Avez-vous une anecdote particulière à partager sur cette série ?

J’aimerais en partager deux. Une issue de la première saison, une issue de la deuxième.
La première saison intègre ce qui me semble être l’un des plus grands moments de la série : l’intervention de Robert Wilson sur les Nymphéas. Avec Marie-France Gripois, la réalisatrice, et Saskia Bakhuys, la productrice, j’attendais Bob Wilson à l’extérieur du musée de l’Orangerie.
Il était alors en répétition à l’espace Pierre Cardin. Il arrive, entre deux répétitions, un peu essoufflé. Il entre dans la salle des Nymphéas, s’assied. Et cela commence. Dix minutes de transe, seul, du pur Bob Wilson, du pur Claude Monet. C’était magnifique. Marie-France n’a rien coupé.

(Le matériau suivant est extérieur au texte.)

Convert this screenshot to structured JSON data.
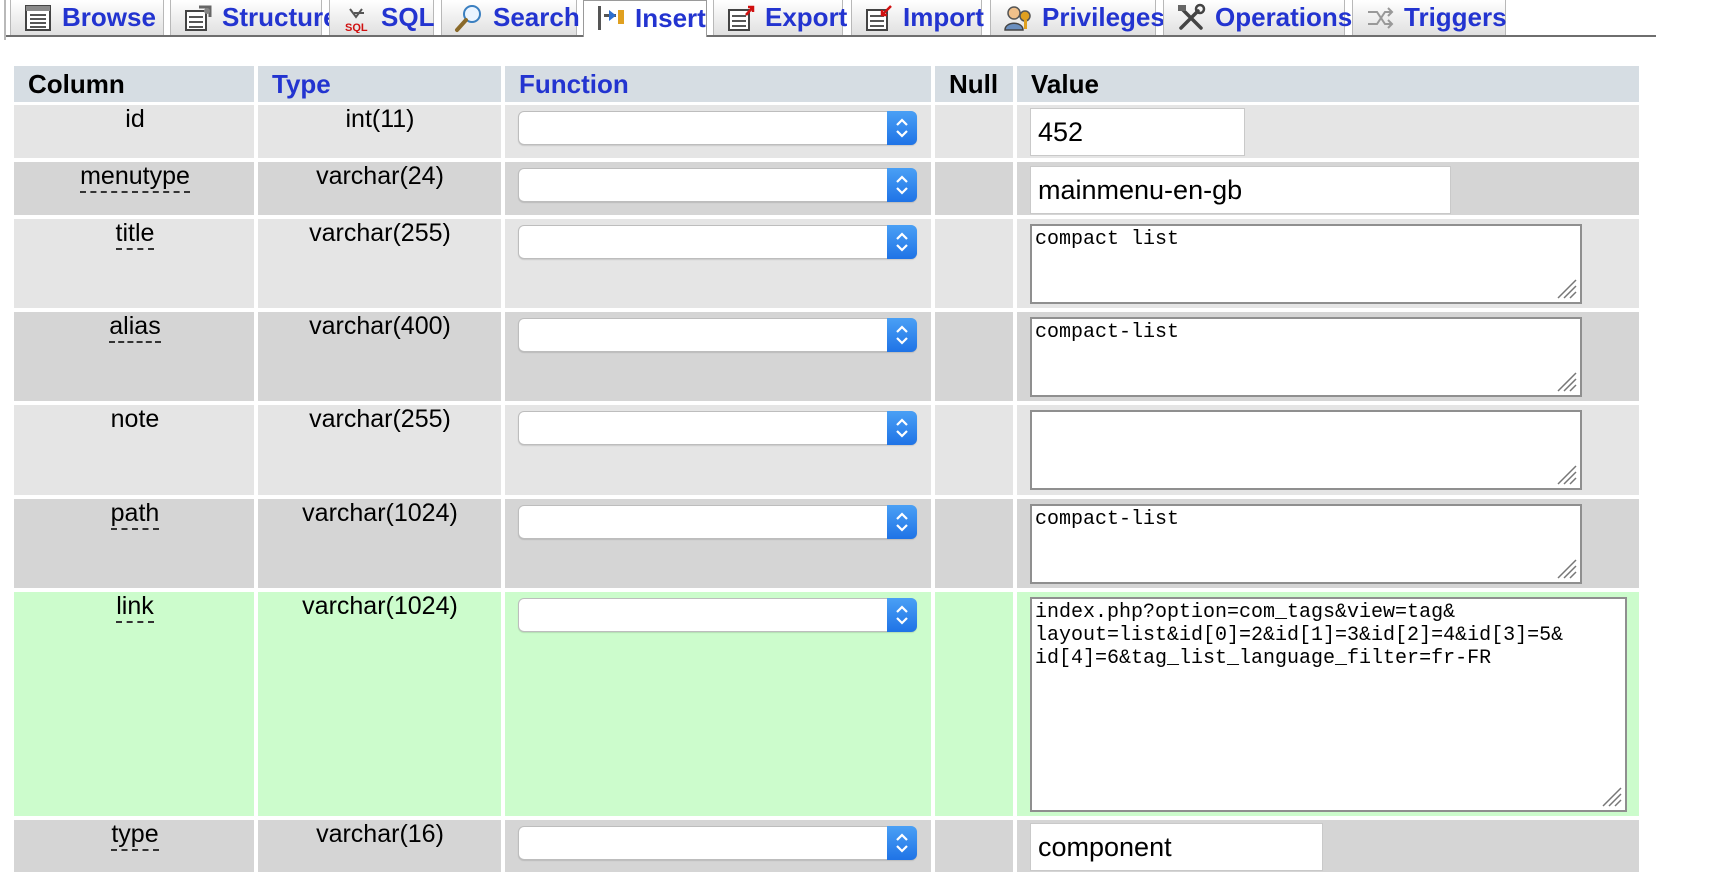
{
  "tabs": [
    {
      "label": "Browse",
      "icon": "browse-icon",
      "active": false
    },
    {
      "label": "Structure",
      "icon": "structure-icon",
      "active": false
    },
    {
      "label": "SQL",
      "icon": "sql-icon",
      "active": false
    },
    {
      "label": "Search",
      "icon": "search-icon",
      "active": false
    },
    {
      "label": "Insert",
      "icon": "insert-icon",
      "active": true
    },
    {
      "label": "Export",
      "icon": "export-icon",
      "active": false
    },
    {
      "label": "Import",
      "icon": "import-icon",
      "active": false
    },
    {
      "label": "Privileges",
      "icon": "privileges-icon",
      "active": false
    },
    {
      "label": "Operations",
      "icon": "operations-icon",
      "active": false
    },
    {
      "label": "Triggers",
      "icon": "triggers-icon",
      "active": false
    }
  ],
  "table": {
    "headers": {
      "column": "Column",
      "type": "Type",
      "function": "Function",
      "null": "Null",
      "value": "Value"
    },
    "rows": [
      {
        "column": "id",
        "type": "int(11)",
        "function": "",
        "value": "452",
        "value_kind": "input",
        "has_comment": false
      },
      {
        "column": "menutype",
        "type": "varchar(24)",
        "function": "",
        "value": "mainmenu-en-gb",
        "value_kind": "input",
        "has_comment": true
      },
      {
        "column": "title",
        "type": "varchar(255)",
        "function": "",
        "value": "compact list",
        "value_kind": "textarea",
        "has_comment": true
      },
      {
        "column": "alias",
        "type": "varchar(400)",
        "function": "",
        "value": "compact-list",
        "value_kind": "textarea",
        "has_comment": true
      },
      {
        "column": "note",
        "type": "varchar(255)",
        "function": "",
        "value": "",
        "value_kind": "textarea",
        "has_comment": false
      },
      {
        "column": "path",
        "type": "varchar(1024)",
        "function": "",
        "value": "compact-list",
        "value_kind": "textarea",
        "has_comment": true
      },
      {
        "column": "link",
        "type": "varchar(1024)",
        "function": "",
        "value": "index.php?option=com_tags&view=tag&\nlayout=list&id[0]=2&id[1]=3&id[2]=4&id[3]=5&\nid[4]=6&tag_list_language_filter=fr-FR",
        "value_kind": "textarea",
        "has_comment": true,
        "highlighted": true
      },
      {
        "column": "type",
        "type": "varchar(16)",
        "function": "",
        "value": "component",
        "value_kind": "input",
        "has_comment": true
      }
    ]
  },
  "colors": {
    "tab_text": "#2334d0",
    "header_bg": "#d6dde3",
    "row_light": "#e5e5e5",
    "row_dark": "#d5d5d5",
    "row_highlight": "#ccfccc",
    "select_button": "#1f73e6"
  }
}
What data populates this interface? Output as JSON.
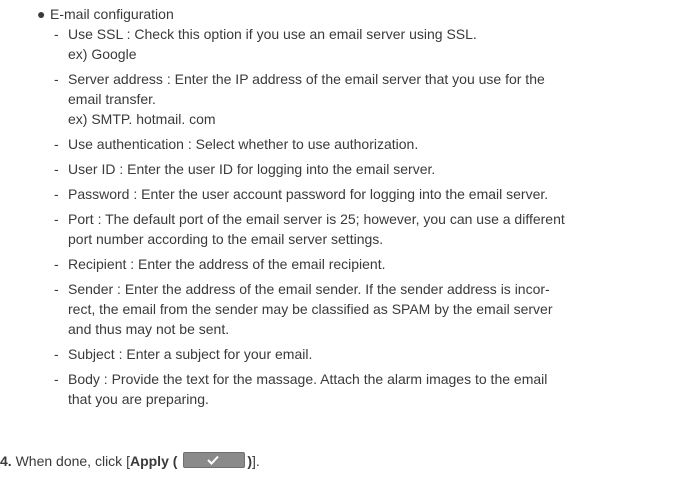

L’autre exemple serait l’inverse : Caroline Guiela Nguyen, l’extraordinaire metteure en scène et auteure, avait décidé d’intervenir sur l’Intérieur de Hammershoi.
Elle l’a fait avec une attention et une précision remarquables : elle est venue, et n’a pas été contente de ce qu’elle disait. Nous voici repartis pour refaire entièrement la vidéo, et là, cela a été. C’est aussi cela, l’histoire de Une œuvre, un regard : l’implication généreuse des artistes.

Auriez-vous un dernier mot pour conclure cet entretien ?

En guise de conclusion, j’aimerais partager une fierté : celle que ce projet, dont les vidéos ont été vues plus d’un million de fois, soit développé à l’intérieur du musée d’Orsay ; avec Saskia Bakhuys, avec Marie-France Gripois, évidemment, qui réalise inlassablement toutes ces vidéos, nous travaillons ensemble, avec la participation de bien des membres des équipes du musée.

Ce projet constitue un trait d’union entre une communauté créative qui vient au musée d’Orsay, la communauté du musée qui est elle-même créative, et toutes celles et tous ceux qui sont venus au, y viendront, ou, parfois, ne pourront pas y venir, découvrant ainsi des regards sur les œuvres, gratuitement, en ligne : ils et elles peuvent, à leur manière, voir leur vision du monde transformée.